Say we have a schema with fields f1, f2 and f3. And the user
queries for "a b c" (without the quotes). What I would
expect as resulting query would be (leaving out the details
like tie, boosting etc.):
((f1:a OR f2:a OR f3:a) AND (f1:b OR f2:b OR f3:b) AND (f1:c
OR f2:c OR f3:c))
OR
((f1:ab OR f2:ab OR f3:ab) AND (f1:c f2:c f3:c))
OR
((f1:a OR f2:a OR f3:a) AND (f1:bc f2:bc f3:bc))
(possibly also f1:abc OR f2:abc .. and/or f1:a b c OR f2:a
b c etc. )
So every possibility of how to write compound words is covered.
But then there is the problem that there are fields that
require exact matching (something like EAN, manufacturer
code or product serial number. Unfortunately these can
contain whitespaces etc. So a b c can also be a valid
manufacturer code which sould match as a whole).
So I modeled the fields in the schema accordingly: making
exact match fields string and add ShingleFilter and
WordDelimiterFiler for content fields. And I thought the
fields analyzer stack would take care of how to process the
user input.
But when I pass the user query as phrase to the DisMax
Handler (so that every field gets to see the whole user
query and can tokenize and shingle it) I get a query like this:
(f1:a b c)
OR
(f2:a OR f2:ab OR f2:b OR f2:bc OR f2:c)
OR
(f3:a OR f3:ab OR f3:b OR f3:bc OR f3:c)
which apparently is not what I need as it also would find
for example documents that only contain a or b etc. When
using phrase fields this query is just added to the normal
query and therefore the query fails to find the compound words.
Also using the FieldQuery Analyzer does not yield the
desired results as the parsed queries as a matter of fact
look like the phrase queries from the DisMax parser.
I tried dozends of variations and I'm still pretty sure that
there must be a way to get this working. It doesn't look
that hard. But for now I will settle this for the weekend :)

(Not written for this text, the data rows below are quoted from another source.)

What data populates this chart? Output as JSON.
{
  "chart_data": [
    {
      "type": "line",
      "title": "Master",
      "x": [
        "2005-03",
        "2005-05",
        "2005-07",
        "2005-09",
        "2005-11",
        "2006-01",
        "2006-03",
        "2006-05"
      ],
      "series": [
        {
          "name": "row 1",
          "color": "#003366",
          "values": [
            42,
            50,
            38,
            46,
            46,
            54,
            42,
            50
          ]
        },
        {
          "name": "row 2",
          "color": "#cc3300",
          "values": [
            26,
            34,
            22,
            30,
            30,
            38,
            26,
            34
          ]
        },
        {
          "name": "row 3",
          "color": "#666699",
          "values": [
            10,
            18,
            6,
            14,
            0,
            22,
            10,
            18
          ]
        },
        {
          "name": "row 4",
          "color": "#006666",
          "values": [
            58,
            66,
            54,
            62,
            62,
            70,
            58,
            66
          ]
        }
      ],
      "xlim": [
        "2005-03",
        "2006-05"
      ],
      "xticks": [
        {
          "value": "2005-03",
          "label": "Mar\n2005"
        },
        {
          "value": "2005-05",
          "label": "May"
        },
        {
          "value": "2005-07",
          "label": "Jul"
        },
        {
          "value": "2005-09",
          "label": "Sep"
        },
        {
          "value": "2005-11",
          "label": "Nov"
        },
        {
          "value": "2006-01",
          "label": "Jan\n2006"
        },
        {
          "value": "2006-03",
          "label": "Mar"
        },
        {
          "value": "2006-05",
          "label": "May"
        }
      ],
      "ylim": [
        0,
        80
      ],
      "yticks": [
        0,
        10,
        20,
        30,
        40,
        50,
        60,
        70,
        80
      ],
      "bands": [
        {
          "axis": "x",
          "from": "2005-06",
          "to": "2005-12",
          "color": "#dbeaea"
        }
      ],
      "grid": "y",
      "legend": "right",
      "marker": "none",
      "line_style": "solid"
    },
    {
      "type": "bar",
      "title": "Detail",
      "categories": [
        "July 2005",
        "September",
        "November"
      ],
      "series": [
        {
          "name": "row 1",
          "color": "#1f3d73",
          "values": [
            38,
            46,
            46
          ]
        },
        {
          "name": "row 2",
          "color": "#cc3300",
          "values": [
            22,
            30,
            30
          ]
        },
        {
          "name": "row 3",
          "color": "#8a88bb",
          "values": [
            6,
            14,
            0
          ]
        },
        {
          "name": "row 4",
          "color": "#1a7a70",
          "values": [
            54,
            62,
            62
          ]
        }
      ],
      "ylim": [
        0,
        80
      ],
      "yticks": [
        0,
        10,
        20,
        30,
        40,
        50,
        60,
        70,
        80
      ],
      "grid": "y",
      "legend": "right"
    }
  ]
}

Have a nice weekend all and thanks in advance for any
comments or replies.
Tobi
Chris Hostetter schrieb:
: Many thanks for your explanation. That really helped me a lot in understanding
: DisMax - and finally I realized that DisMax is not at all what I need.

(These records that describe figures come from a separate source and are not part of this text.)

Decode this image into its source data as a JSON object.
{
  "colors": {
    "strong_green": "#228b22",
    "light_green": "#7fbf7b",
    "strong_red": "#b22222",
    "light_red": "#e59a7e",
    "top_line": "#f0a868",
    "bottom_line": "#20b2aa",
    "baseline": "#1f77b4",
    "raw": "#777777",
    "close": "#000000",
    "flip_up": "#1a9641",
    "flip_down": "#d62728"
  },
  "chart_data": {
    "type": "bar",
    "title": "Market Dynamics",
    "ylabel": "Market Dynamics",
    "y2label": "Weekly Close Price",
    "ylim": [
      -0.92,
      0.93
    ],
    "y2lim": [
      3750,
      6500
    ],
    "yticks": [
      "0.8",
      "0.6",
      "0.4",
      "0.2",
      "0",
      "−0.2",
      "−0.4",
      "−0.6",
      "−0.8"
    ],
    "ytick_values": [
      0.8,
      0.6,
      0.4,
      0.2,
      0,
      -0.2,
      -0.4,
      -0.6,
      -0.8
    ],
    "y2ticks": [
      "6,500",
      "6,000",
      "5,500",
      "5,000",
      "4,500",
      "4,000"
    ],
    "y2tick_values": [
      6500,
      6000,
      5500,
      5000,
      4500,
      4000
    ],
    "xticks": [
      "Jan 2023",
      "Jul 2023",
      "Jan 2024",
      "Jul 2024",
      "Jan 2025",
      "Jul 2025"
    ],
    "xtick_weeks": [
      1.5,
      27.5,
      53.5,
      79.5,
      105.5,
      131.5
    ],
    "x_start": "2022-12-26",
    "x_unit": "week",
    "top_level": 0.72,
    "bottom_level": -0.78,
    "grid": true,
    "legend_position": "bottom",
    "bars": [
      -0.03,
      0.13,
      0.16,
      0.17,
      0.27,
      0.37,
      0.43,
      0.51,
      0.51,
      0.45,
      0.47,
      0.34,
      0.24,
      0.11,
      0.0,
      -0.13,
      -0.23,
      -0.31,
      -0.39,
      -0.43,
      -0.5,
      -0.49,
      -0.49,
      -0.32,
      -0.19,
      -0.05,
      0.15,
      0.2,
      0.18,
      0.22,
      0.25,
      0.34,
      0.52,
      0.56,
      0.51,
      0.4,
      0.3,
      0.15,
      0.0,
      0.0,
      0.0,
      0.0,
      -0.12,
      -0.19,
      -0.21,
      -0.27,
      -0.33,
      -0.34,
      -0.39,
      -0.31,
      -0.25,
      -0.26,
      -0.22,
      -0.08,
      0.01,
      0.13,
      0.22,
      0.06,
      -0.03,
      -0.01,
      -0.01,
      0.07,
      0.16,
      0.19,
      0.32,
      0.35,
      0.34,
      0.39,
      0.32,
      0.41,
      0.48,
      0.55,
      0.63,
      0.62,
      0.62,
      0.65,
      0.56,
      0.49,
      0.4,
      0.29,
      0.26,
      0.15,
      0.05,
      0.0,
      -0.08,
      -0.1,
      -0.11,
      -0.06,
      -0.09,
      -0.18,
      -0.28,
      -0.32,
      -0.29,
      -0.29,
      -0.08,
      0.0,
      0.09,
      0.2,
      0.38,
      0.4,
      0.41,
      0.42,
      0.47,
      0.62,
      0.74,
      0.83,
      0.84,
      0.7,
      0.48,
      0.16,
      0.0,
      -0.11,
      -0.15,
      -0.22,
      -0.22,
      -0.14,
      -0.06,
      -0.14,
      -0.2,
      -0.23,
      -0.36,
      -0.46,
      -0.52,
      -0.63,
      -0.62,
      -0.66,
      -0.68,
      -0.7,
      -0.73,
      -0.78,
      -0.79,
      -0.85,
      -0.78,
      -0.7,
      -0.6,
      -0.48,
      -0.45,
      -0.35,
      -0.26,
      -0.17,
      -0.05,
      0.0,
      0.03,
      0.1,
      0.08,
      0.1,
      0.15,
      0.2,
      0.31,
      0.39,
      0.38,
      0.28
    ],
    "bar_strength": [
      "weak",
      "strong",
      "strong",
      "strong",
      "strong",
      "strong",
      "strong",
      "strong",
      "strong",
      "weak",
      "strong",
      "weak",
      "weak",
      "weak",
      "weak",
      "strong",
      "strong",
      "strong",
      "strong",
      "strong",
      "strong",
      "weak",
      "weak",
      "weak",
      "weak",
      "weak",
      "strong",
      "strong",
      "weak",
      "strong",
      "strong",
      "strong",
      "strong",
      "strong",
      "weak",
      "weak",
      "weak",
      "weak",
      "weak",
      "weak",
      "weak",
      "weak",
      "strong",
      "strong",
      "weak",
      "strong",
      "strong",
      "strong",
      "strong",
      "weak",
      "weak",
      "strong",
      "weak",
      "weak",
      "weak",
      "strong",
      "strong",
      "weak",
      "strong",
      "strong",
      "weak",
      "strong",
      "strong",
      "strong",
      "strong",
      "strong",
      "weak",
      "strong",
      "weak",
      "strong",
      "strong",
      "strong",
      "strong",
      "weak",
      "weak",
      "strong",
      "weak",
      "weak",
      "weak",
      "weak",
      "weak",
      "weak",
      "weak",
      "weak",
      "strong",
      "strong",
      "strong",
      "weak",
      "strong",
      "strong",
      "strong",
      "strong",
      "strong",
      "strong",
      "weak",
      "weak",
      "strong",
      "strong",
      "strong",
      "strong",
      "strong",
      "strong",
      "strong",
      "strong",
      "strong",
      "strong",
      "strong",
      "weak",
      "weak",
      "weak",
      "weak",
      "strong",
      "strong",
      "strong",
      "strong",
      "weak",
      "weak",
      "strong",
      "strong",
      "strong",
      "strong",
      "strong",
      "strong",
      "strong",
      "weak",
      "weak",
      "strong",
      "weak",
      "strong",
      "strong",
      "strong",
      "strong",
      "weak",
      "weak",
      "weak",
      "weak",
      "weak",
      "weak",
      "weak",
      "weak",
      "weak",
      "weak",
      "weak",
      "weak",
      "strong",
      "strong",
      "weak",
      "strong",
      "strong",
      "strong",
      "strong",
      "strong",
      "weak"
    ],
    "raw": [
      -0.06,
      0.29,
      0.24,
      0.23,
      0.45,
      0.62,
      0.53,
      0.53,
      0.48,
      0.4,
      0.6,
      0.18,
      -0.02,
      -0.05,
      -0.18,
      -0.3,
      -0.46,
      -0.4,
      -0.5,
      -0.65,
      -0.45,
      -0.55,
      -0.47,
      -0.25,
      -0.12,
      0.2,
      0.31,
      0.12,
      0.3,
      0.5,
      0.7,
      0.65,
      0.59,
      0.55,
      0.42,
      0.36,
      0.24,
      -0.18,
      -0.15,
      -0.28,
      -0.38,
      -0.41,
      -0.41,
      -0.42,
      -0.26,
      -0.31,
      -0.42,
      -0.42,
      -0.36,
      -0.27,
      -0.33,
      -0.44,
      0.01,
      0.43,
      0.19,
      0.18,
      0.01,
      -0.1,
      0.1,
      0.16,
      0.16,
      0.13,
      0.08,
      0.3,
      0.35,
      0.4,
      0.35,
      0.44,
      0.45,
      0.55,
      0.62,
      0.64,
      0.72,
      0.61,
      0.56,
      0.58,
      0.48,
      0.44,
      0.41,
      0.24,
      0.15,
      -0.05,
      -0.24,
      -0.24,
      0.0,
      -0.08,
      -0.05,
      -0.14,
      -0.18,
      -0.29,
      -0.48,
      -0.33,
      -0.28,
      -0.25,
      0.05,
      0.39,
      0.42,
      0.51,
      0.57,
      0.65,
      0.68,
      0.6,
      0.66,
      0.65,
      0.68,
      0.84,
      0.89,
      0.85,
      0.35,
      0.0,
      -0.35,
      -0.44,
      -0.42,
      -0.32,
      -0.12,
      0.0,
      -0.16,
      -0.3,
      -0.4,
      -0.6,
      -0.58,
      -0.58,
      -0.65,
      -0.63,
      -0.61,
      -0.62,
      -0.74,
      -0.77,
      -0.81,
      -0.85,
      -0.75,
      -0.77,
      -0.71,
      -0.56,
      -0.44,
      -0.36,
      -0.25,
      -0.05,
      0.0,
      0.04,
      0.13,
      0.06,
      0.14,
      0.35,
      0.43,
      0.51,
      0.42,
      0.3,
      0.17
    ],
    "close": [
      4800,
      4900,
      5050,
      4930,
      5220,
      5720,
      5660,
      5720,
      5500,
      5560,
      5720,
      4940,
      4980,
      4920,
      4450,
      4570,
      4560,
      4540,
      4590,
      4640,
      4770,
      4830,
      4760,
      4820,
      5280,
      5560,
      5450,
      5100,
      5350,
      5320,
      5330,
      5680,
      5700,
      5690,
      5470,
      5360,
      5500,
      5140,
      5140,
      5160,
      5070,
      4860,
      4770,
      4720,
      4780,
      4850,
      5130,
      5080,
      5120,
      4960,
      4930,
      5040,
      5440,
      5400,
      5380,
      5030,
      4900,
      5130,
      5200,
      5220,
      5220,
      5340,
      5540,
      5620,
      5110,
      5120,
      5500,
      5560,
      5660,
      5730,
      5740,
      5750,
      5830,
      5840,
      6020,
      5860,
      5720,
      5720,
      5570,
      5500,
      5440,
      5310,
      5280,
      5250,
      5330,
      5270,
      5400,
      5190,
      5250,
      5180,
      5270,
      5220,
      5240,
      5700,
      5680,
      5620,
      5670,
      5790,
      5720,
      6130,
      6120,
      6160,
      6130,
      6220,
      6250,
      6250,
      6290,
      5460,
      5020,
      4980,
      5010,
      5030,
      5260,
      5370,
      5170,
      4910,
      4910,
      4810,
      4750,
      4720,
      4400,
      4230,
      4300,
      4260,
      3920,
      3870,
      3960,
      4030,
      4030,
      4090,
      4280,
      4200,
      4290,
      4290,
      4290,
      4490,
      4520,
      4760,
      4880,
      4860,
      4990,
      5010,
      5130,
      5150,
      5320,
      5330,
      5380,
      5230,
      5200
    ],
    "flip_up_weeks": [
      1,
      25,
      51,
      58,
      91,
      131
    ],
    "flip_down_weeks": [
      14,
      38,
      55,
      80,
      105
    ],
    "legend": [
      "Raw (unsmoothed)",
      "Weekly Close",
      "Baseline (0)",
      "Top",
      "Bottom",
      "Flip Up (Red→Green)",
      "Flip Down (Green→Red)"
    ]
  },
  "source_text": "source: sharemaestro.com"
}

: Actually I do not want results where "blue" is in one field and "tooth" in
: another (imagine you search for a notebook with blue tooth and get some blue
: products that accidentally have tooth in some field).

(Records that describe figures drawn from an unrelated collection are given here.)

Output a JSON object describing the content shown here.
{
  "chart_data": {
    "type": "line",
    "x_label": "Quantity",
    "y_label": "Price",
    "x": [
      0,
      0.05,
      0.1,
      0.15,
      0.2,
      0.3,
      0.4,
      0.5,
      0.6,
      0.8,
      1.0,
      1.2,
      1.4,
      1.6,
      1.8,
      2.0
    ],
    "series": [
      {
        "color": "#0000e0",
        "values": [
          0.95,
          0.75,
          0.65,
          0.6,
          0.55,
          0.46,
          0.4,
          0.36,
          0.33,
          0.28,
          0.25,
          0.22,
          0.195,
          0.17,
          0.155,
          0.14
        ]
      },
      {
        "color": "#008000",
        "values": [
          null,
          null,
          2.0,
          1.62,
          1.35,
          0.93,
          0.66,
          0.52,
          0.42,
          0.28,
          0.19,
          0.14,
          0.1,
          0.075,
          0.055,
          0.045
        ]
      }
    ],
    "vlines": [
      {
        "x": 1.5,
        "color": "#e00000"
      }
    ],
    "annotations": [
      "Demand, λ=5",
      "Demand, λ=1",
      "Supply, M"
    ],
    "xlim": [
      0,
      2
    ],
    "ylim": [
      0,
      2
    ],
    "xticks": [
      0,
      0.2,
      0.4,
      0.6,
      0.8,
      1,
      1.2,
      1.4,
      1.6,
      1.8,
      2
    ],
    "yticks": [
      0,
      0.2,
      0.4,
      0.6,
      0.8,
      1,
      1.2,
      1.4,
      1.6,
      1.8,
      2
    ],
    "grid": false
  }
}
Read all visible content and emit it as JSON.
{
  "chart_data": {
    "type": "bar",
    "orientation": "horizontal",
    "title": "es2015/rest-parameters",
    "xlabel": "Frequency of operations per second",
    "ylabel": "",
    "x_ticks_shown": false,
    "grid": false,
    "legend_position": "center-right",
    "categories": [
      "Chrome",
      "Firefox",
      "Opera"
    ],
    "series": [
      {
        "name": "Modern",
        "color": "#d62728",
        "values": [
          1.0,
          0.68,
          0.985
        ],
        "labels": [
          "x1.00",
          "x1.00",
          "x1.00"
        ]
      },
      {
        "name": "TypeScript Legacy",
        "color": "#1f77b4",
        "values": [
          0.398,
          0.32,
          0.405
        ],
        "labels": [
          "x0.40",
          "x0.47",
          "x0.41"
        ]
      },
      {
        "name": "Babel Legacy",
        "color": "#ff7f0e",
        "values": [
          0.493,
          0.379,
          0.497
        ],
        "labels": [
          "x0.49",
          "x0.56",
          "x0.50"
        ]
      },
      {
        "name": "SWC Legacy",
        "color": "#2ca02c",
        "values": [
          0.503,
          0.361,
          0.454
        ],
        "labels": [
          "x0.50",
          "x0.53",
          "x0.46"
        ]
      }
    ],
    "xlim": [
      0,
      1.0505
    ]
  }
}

except that if you use the "pf" param as well, a search for...
blue tooth
can score products where "blue tooth" appears in one field higher then
products where "blue" apears in one field and "tooth" appears in another
field.
The approach you are describing might give you you better precisions (ie:
less total results) but it will have a loss in precision, a query like
this...
blue tooth notebook
...probably won't be able to find documents matching the terms
"product_type:notebook features:blue features:tooth" ... but dismax
can.
-Hoss